Desafíos en la infraestructura y servicios
A pesar del optimismo de los nuevos actores, los riesgos estructurales se mantienen como un freno para inversiones de mayor escala. La contracción económica acumulada, estimada en un 80%, dejó cicatrices profundas en la red de servicios públicos y la logística nacional.
Raul Gallegos, director de la consultora Control Risks, señaló que aunque el entusiasmo es real, el entorno operativo es complejo: «Los inversores están dispuestos a asumir riesgos significativos, pero la infraestructura sigue en ruinas».

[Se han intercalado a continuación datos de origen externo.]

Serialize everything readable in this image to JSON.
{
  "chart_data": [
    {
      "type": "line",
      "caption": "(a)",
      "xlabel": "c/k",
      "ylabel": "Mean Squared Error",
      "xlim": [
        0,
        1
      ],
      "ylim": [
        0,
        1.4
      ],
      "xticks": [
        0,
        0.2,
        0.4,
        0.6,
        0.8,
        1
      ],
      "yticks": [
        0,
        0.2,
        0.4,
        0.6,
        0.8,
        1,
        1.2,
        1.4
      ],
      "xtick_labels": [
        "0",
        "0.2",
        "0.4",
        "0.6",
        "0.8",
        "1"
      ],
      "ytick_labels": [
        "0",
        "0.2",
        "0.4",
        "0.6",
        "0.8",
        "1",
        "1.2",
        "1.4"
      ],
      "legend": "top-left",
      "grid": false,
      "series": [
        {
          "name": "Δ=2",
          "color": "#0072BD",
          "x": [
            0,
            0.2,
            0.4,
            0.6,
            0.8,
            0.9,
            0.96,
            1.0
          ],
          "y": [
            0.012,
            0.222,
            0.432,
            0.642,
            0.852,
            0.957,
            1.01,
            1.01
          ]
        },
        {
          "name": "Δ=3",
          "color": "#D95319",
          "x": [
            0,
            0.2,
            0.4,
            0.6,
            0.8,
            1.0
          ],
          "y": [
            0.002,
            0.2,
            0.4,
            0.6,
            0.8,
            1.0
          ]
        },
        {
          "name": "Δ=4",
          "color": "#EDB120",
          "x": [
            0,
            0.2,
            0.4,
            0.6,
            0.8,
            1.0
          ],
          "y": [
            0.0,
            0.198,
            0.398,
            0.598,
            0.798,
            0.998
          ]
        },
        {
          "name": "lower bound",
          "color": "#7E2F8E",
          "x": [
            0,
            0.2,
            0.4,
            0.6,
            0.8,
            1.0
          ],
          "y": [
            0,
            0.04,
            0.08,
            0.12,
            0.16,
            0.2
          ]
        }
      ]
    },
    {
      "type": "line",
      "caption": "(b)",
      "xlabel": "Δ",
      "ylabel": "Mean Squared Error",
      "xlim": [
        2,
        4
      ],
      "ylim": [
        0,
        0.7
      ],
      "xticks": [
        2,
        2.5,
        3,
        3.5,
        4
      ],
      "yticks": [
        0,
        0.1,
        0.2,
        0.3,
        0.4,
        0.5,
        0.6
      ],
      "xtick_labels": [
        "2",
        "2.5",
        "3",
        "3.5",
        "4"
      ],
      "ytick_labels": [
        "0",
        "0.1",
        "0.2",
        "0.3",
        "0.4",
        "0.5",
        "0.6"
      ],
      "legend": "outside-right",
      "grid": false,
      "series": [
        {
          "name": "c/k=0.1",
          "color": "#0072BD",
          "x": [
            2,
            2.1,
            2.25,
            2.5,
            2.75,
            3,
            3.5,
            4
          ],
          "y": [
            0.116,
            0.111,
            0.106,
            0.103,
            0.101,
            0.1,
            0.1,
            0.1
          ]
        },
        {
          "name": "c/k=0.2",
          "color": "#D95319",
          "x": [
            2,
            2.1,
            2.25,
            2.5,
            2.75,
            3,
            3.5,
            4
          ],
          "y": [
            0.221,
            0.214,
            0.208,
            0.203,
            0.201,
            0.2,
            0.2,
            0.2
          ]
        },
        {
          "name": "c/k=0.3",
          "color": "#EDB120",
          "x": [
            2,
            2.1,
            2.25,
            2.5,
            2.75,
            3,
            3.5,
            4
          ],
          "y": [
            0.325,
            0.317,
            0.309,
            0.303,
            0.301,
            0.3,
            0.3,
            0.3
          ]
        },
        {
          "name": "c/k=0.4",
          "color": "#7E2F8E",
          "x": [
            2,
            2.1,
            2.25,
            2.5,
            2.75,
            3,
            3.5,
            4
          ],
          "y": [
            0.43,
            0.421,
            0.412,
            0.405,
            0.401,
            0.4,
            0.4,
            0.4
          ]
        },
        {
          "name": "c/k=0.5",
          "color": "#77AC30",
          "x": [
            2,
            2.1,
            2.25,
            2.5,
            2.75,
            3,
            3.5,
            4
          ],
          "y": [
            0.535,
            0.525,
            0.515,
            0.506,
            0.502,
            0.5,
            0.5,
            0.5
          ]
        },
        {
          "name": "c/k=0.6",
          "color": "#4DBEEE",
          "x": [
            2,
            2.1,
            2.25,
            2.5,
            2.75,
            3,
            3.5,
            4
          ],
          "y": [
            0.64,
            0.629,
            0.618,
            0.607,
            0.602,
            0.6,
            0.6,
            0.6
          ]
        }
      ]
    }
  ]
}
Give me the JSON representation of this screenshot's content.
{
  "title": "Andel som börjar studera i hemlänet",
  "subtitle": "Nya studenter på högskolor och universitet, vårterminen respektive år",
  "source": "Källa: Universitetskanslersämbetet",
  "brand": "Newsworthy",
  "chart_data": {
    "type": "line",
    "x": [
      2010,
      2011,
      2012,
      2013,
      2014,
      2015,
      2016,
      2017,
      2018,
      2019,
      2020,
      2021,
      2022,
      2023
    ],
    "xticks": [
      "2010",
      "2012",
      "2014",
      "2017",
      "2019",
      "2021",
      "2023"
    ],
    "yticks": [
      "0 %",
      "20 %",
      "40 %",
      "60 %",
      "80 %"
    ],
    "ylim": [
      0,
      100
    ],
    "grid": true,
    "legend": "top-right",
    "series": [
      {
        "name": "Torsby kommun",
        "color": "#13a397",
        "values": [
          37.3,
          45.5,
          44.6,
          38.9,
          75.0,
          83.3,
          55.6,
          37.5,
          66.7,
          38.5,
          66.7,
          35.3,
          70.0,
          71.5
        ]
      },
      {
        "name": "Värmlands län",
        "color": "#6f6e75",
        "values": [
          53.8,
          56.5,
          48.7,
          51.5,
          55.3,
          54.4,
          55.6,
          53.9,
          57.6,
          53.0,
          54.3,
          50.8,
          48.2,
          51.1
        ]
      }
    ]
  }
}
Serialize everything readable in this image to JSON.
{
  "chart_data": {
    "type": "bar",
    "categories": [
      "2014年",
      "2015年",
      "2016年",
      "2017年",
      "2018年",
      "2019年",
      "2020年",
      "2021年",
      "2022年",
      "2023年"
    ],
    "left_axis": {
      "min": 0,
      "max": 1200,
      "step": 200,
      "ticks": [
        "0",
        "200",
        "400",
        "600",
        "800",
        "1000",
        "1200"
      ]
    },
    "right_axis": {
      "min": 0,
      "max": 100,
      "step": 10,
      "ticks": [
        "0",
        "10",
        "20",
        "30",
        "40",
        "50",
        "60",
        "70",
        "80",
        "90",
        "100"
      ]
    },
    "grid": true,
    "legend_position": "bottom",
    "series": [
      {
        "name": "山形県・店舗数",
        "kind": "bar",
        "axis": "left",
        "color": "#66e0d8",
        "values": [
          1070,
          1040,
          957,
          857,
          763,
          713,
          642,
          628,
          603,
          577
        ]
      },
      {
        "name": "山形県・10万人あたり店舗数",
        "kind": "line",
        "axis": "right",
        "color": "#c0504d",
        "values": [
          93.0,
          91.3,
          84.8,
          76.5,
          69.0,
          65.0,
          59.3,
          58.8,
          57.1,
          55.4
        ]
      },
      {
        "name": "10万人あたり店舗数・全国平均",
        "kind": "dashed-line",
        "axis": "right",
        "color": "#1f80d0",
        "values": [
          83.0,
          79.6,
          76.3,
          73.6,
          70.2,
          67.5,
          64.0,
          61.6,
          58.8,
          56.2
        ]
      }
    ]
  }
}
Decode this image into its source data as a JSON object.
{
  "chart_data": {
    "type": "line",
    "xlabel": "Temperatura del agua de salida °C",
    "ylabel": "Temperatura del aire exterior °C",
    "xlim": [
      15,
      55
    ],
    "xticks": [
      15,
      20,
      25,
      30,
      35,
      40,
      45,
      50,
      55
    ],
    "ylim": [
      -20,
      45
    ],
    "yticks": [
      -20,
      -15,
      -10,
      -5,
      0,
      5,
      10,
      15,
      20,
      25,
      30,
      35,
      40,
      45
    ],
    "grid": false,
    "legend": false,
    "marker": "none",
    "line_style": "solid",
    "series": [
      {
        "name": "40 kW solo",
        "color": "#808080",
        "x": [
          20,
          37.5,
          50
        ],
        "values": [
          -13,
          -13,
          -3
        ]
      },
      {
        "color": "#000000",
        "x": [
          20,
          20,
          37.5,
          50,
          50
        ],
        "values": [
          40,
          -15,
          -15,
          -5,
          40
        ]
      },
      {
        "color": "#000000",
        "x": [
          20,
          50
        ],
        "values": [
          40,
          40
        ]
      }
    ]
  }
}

Perspectivas de alta recompensa
El sector inmobiliario, según el WSJ, también registra movimientos de particulares que adquieren propiedades a precios de remate, bajo la premisa de que la recuperación es una tendencia inevitable a largo plazo. El país se perfila así como un escenario de «alto riesgo y alta recompensa».
Para los analistas consultados, la velocidad de la apertura económica y el nuevo marco de relaciones con Estados Unidos definen un momento de recalibración. Mientras que para algunos el país representa la oportunidad de la década, para otros sigue siendo un territorio donde la volatilidad política y los riesgos reputacionales exigen una vigilancia constante sobre el capital desplegado.